Not necessarily. Lately the market has been flooded by, dare I say it, second rate espresso. Starbucks now use automatic machines, delivering under extracted shots, coupled with milk done in 1.7 litre jugs. I visited one of the better Costa branches lately, the first customer in, and they gave me milk done from another vast jug. I've lost count of the dirty, mistreated espresso machines I've seen in pubs and tea shops, or in carts on train stations. But there is hope.
Third Wave baristas and coffee professionals need to make their voices heard. Even within Newcastle (my native city) the rise of quality coffee shops has begun. From small corner shops, to train station kiosks, to the much hyped Square Mile in London, all are important. If this continues and small independents, or large multinationals who still manage to understand coffee, keep opening then hopefully the British public will grow to learn what a good coffee really is.

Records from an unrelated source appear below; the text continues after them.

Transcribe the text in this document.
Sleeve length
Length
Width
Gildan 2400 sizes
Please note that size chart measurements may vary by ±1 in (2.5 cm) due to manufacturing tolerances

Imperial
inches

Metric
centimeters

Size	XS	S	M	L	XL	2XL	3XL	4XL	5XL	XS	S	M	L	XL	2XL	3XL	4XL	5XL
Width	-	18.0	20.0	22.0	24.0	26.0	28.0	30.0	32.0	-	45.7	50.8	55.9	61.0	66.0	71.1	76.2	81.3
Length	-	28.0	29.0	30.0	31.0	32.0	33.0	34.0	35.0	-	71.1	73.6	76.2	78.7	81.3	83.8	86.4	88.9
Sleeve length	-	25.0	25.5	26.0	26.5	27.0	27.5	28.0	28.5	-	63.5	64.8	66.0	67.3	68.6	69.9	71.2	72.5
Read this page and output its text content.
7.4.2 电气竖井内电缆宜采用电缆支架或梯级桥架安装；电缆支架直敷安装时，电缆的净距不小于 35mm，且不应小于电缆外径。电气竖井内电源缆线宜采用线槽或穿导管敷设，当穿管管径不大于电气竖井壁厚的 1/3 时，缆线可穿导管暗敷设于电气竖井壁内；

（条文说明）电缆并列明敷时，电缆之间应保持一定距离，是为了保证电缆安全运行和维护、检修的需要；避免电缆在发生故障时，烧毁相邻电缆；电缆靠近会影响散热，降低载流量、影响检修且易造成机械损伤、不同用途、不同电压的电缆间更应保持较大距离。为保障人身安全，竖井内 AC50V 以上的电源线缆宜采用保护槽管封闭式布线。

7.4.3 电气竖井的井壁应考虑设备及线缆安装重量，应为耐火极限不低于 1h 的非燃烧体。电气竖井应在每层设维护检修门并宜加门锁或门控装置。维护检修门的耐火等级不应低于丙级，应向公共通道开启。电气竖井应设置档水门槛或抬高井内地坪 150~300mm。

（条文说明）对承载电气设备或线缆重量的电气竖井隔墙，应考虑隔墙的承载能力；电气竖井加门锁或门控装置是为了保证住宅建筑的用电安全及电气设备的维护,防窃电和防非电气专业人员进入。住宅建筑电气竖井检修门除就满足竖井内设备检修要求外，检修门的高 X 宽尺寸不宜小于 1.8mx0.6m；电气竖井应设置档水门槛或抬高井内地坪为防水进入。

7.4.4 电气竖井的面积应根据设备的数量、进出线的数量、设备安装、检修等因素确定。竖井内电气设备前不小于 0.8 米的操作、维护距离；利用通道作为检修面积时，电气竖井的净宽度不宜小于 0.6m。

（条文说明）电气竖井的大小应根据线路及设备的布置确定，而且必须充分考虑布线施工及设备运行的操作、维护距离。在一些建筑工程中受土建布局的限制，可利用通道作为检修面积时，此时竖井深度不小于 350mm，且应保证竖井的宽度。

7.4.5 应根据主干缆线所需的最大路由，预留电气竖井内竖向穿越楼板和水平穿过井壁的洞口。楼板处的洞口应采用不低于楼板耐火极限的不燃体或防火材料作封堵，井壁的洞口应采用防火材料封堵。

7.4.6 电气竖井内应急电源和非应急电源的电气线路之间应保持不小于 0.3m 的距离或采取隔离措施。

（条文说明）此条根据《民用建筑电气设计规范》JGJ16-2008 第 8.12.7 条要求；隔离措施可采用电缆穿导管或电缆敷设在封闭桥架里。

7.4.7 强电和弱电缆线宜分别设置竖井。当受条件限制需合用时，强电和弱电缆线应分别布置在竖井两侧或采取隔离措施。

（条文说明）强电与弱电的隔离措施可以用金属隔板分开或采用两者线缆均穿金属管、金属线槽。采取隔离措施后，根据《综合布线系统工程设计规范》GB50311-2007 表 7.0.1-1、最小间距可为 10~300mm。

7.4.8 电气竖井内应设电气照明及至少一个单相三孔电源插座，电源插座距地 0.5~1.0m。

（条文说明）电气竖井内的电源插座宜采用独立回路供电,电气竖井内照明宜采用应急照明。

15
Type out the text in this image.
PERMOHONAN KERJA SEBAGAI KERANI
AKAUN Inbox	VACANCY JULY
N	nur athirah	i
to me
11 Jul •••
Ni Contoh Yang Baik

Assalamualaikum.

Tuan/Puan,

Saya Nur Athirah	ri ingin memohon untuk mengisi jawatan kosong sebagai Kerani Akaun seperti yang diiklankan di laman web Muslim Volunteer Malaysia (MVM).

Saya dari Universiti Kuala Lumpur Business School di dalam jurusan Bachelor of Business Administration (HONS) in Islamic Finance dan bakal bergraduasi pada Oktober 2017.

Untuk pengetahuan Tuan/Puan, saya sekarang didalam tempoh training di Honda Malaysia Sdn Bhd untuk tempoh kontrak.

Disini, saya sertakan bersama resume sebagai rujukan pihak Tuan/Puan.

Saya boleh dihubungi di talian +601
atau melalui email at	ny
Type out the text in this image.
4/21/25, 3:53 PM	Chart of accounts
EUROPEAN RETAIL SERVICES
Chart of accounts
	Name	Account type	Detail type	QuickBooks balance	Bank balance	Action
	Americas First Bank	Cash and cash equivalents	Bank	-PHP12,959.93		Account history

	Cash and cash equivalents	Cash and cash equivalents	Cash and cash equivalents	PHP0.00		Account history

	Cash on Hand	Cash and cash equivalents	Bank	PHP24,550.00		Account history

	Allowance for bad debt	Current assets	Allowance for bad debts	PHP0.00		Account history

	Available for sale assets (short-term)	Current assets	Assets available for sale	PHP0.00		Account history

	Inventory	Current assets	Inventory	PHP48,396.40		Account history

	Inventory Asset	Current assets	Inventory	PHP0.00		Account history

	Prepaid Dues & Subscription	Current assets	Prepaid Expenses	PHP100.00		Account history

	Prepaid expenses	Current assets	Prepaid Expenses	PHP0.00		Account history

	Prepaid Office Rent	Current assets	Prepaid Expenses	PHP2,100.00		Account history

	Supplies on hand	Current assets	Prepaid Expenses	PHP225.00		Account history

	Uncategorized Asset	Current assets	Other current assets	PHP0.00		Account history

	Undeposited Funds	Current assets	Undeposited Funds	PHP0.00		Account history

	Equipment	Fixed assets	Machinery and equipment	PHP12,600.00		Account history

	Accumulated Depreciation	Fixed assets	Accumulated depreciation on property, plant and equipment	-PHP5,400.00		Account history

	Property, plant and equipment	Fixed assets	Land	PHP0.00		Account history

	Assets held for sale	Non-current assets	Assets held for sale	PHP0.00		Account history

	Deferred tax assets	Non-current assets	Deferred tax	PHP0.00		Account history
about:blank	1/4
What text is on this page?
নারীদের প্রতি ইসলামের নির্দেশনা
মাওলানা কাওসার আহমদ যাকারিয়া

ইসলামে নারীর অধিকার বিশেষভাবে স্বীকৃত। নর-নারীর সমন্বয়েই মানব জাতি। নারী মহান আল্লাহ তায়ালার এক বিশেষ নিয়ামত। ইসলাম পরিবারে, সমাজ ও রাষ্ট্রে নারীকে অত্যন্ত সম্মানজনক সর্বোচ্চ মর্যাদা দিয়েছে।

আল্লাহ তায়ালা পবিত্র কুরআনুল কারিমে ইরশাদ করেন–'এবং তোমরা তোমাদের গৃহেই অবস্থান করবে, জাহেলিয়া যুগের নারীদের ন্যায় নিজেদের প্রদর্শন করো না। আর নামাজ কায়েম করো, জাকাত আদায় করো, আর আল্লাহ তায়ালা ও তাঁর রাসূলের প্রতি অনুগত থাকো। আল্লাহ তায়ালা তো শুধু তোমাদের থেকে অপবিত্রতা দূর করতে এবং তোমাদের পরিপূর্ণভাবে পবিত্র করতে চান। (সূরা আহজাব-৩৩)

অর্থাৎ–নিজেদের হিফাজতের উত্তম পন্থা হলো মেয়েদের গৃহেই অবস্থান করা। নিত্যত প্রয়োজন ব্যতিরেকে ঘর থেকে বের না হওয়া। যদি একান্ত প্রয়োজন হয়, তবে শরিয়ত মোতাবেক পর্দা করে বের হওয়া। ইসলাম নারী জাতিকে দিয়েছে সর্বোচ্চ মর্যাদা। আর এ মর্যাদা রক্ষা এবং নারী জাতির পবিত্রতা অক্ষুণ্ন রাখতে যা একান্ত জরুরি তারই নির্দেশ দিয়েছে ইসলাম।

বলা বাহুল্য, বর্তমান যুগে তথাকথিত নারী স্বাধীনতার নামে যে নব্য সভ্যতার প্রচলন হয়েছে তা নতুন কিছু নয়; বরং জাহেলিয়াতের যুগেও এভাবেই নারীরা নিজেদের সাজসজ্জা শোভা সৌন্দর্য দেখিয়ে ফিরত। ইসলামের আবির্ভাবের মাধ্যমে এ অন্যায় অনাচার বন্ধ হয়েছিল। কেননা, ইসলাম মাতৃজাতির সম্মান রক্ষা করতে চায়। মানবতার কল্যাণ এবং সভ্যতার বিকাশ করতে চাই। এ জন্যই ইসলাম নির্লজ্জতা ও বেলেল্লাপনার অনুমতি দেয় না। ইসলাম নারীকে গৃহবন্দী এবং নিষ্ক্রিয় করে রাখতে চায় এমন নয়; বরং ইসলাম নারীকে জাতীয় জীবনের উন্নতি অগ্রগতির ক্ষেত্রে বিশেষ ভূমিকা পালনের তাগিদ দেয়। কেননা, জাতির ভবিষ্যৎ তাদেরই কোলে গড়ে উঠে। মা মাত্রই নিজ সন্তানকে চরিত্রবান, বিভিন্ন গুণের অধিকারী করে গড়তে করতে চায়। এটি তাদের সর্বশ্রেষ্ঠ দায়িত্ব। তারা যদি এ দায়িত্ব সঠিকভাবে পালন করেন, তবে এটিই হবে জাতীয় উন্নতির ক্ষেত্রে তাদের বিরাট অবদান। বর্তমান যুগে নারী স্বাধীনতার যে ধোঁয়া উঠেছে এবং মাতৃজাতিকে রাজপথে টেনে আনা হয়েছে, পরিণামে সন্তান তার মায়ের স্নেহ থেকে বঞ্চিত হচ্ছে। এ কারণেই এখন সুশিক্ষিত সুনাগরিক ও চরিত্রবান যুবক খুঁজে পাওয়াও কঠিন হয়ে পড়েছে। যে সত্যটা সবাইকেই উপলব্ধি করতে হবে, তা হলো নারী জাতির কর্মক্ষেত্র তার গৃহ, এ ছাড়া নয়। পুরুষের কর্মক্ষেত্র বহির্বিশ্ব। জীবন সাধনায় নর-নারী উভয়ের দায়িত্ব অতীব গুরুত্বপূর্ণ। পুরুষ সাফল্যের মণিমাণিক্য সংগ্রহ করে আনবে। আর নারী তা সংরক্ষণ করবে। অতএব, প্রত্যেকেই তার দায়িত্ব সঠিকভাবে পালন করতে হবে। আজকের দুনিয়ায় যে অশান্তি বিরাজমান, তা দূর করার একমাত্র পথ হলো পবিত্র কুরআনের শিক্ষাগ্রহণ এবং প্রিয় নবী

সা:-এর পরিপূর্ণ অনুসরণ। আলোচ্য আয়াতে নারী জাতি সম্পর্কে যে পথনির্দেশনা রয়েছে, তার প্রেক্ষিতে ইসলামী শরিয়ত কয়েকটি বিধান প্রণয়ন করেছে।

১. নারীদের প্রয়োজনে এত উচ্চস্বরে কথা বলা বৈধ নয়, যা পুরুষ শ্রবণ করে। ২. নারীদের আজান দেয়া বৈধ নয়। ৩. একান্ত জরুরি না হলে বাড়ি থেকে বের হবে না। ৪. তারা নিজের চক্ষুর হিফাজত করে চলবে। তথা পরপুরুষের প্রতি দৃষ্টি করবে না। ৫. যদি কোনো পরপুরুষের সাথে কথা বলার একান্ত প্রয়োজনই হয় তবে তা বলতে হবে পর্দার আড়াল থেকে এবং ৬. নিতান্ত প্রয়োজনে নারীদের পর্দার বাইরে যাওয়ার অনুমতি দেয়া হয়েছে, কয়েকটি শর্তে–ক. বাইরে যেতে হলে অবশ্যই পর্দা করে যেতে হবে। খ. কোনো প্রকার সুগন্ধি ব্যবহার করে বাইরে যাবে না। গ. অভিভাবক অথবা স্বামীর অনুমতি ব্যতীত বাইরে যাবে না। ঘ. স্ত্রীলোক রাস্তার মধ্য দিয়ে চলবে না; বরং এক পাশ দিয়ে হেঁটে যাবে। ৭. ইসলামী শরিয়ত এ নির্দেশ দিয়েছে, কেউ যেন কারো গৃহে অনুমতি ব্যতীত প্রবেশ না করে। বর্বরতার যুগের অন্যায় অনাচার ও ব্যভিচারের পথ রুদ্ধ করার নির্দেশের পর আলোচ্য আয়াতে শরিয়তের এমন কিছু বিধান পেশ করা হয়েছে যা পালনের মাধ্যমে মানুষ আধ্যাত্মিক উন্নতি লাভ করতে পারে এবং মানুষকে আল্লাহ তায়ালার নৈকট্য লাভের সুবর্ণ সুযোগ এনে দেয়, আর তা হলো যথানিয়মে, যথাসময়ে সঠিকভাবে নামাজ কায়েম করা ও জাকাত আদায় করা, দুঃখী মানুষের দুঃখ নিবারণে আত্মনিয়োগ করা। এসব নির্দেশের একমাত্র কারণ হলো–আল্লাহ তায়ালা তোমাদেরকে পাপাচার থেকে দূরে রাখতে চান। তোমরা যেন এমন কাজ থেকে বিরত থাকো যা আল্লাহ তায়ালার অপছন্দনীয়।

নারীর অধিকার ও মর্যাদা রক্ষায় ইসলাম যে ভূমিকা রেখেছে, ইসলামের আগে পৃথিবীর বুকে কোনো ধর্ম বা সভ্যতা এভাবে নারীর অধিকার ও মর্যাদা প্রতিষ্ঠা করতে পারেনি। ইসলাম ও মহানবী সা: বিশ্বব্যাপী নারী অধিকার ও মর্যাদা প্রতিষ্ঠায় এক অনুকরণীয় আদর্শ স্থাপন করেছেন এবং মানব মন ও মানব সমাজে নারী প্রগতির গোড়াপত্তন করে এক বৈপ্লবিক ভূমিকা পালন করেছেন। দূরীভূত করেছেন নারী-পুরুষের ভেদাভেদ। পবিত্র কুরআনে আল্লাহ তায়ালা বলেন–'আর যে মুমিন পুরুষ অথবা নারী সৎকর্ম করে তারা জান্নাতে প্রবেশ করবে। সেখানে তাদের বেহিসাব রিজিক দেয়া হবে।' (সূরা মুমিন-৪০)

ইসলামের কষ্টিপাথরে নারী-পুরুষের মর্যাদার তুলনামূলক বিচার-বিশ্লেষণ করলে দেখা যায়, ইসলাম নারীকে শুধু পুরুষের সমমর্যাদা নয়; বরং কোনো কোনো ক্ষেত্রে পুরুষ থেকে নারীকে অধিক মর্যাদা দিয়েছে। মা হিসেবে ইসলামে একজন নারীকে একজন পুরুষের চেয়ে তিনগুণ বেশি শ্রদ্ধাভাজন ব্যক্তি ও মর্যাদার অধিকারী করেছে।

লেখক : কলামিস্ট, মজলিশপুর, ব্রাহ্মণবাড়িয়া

International factors may also help. Starbucks, for example, have recently bought up Clover, which promises to improve the quality of drip/filter coffee hugely, being able to brew coffee by the cup, as well as controlling a huge number of variables in each up. Many shops in the US are also beginning to roast their beans on site (something which has yet to really take off in the UK, to my knowledge). With any luck these things will find their way over to the UK.
The rise of small roasteries is also helping the industry hugely. Companies such as Union Hand Roasted (from my own experience), or Origin (from what I've heard) are massively influential. These are run by passionate people, and each have their own fantastic barista trainers who go around the country training the baristi who use their beans. This gives the café owners and the baristi working there a drive (hopefully) to really try, and to make the most of the quality beans they buy.
So all of these factors, in my opinion, are helping to educate the public in what coffee really can be. But in the end it comes down to us; the baristi, the coffee enthusiasts, the coffee professionals. It is up to us to break down that wall between us and the customer, to educate them, enthuse them and make them care about the coffee they drink. We must teach people that coffee is not just coffee, that it is a complex culinary experience that has taken thousands of man hours to reach their cups.